Según la sentencia, que puede ser recurrida ante el Supremo, los hechos ocurrieron aproximadamente a las 6.30 horas del 9 de julio de 2023 en el interior de un establecimiento de la calle San Saturnino. Según el relato de hechos probados, el acusado sustrajo un teléfono móvil del bolso de una mujer, quien notó un tirón y procedió a increparlo al descubrir que el hombre portaba dos terminales. En su intento por huir con el dispositivo, el condenado empujó y golpeó tanto a la propietaria del teléfono como a una amiga de esta que intentó auxiliarla.
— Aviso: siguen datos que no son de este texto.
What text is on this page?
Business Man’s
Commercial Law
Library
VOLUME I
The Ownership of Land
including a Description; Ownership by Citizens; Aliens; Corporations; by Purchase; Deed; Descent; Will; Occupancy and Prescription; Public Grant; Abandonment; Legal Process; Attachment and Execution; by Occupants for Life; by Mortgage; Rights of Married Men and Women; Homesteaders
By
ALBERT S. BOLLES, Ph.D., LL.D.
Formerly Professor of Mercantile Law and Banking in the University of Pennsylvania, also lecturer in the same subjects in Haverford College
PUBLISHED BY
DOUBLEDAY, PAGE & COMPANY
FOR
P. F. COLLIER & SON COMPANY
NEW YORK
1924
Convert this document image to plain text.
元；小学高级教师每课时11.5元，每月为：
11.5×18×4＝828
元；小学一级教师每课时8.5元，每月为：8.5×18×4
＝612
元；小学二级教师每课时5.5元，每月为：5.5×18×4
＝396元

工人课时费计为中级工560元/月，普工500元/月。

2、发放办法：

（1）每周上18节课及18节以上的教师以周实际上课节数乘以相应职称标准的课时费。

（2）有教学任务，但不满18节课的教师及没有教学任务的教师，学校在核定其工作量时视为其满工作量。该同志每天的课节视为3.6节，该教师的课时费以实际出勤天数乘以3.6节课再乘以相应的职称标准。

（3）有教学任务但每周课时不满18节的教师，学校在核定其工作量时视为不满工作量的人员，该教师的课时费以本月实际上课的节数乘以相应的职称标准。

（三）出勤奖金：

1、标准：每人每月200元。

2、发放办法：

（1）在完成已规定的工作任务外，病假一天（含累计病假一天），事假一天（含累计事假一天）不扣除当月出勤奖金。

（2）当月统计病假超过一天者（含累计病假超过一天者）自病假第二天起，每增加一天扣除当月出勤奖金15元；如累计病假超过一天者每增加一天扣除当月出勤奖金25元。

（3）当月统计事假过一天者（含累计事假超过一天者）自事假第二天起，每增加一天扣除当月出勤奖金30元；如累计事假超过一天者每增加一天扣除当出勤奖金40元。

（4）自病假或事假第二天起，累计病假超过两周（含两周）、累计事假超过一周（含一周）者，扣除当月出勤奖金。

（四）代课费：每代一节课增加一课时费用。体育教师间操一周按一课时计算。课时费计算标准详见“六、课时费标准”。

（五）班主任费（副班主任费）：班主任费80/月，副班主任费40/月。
La intervención de una tercera persona permitió retener al autor hasta la llegada de la Policía Municipal de Pamplona. Al ser identificado por los agentes, el acusado arrojó el teléfono sustraído al suelo, permitiendo así su recuperación inmediata. Como consecuencia del forcejeo, la víctima sufrió diversas lesiones, incluyendo hematomas en el brazo y una contusión en el labio, que requirieron diez días de curación.

La defensa interpuso un recurso de apelación alegando una vulneración de la presunción de inocencia y un error en la valoración de la prueba, argumentando que nadie vio físicamente al acusado sustrayendo el terminal. Sin embargo, el tribunal ha desestimado estas alegaciones al considerar que existe prueba de cargo suficiente y lícita. Los magistrados destacan la claridad del testimonio de la denunciante y el hecho determinante de que los agentes vieran cómo el hombre se desprendía del móvil de la víctima justo antes del cacheo.

Además de la medida de expulsión, el fallo impone al condenado el pago de una multa de 408 euros por dos delitos leves de lesiones y una indemnización de 360 euros a la víctima por los perjuicios personales sufridos.